Er ist durchsetzungsstark.
Sie ist schwierig.
Er ist laut und klar.
Sie ist anstrengend.
Er ist ehrgeizig.
Sie ist karrieregeil.
Er hat Charisma.
Sie hat wohl ihre Tage.
Er schreit, flucht und wirft sein Glas gegen die Wand – ein Mann mit klarer Haltung.
Sie wehrt sich, setzt sich für etwas ein, ihre Stimme wird lauter – viel zu „emotional“.
Er zeigt Emotionen.
Er ist sensibel – mutig sogar.
Sie zeigt Emotionen.
Sie ist hysterisch. Überfordert. Nicht belastbar.
Oder umgekehrt:
Er zeigt Trauer oder Angst – was für eine Memme.
Das kennen wir ja durchaus auch.
Er ist abenteuerlustig.
Sie ist unberechenbar.
Er ist halt sehr beschäftigt, gestresst, er arbeitet halt viel.
Sie ist unflexibel und unzuverlässig. Vermutlich überfordert.
Es sind dieselben Eigenschaften.
Und ganz, ganz oft werden sie unterschiedlich bewertet, je nachdem, ob wir von einem Mann oder einer Frau sprechen.
Was bei Männern als Stärke gilt, gilt bei Frauen oft als Makel.
Was bei Frauen als einfühlsam gelesen wird, wirkt bei Männern plötzlich „nicht männlich genug“, weil „schwach“.
Wenn ich jetzt ganz ehrlich bin, dann muss man ja sagen, dass ganz viele Eigenschaften bei Frauen einfach als kompliziert oder schwierig eingestuft werden. Als unbequem.
Nicht nur die geschlechtliche Zuordnung von Eigenschaften ist problematisch, sondern auch die Bewertung an sich. Eigenschaften sind nicht einfach „gut“ oder „schlecht“ – sie sind vielschichtig, kontextabhängig, individuell. Wir alle beherbergen so ziemlich alles in uns. Menschlich zu sein bedeutet, Anteile aller verschiedener Eigenschaften in uns zu haben.
So befinden wir uns in einem Netz von Erwartungen, Urteilen und unausgesprochenen Normen. Wir alle wachsen damit auf. In Bildern, sehr stark in unserer Sprache, in Rollen. Ganz vieles hinterfragen wir nicht, weil es einfach immer so war und wir es nicht anders kennen und wohl nichts Negatives hinein-interpretieren. Und doch sagt es etwas aus und doch, zeigt es ganz viel auf.

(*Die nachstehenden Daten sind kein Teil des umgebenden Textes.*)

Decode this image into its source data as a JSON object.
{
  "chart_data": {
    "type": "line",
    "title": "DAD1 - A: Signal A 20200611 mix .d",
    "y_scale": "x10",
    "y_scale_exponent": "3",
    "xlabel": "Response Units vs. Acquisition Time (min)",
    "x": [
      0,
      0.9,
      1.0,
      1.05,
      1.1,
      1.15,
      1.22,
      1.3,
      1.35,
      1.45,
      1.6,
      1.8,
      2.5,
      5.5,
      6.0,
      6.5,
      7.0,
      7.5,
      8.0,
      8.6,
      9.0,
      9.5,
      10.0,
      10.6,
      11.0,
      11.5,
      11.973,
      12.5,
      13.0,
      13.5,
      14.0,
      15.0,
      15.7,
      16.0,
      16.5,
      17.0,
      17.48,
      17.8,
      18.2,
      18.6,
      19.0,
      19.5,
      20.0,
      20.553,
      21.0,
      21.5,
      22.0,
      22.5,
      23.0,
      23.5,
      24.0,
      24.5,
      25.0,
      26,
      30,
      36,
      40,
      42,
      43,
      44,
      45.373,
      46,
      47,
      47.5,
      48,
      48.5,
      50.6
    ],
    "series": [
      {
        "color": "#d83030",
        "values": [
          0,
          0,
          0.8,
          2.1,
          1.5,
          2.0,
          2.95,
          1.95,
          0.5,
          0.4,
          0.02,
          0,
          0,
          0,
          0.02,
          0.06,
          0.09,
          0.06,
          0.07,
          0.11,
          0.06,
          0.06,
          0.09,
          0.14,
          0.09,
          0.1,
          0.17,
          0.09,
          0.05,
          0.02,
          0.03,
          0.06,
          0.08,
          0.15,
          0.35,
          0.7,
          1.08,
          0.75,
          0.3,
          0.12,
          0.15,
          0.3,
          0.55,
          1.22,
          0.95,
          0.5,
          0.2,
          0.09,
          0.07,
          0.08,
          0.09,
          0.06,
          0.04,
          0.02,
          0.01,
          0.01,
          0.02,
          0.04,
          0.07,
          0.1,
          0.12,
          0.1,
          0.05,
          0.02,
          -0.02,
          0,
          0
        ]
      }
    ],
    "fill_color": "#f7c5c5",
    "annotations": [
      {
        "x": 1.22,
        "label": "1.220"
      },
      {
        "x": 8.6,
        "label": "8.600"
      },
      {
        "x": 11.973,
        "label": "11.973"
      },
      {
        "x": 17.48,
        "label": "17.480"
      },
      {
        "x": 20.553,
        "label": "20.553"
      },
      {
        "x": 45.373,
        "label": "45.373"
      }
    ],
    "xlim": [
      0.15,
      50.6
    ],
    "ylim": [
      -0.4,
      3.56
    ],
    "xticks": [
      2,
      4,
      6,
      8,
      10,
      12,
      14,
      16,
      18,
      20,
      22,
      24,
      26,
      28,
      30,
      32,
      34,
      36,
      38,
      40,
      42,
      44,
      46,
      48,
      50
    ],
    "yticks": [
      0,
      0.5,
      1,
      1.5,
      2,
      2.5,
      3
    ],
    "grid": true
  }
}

So habe ich zB eine Kursausschreibung betr. Pubertät für Kinder gesehen und ich will das jetzt überhaupt nicht kritisieren. Und schon gar nicht den Workshop an sich. Mir ist aufgefallen, dass im Titel die Jungs als „Agenten auf dem Weg“ angesprochen wurden und bei den Mädchen hiess es „Die Zyklus-Show“. Das hat mich eigentlich dann dazu inspiriert, hier etwas darüber zu schreiben.
Ich finde schon, dass man nicht über-sensibel sein muss, aber ich finde doch auch, dass man aufmerksam sein darf und dass es wichtig ist, dass sich diese Wertungen oder Zuschreibungen ändern oder dass wir sie weglassen, um Diskriminierung zu verhindern und diese betrifft ja Männer genauso wie Frauen.
Ich habe meine Tochter gefragt, ob ihr etwas auffällt und sie hat gesagt, warum Mädchen einfach Mädchen sind und Jungs nicht auch einfach nur Jungs? Sind sie besonderer? Oder warum Mädchen nicht auch Agentinnen sind im Titel?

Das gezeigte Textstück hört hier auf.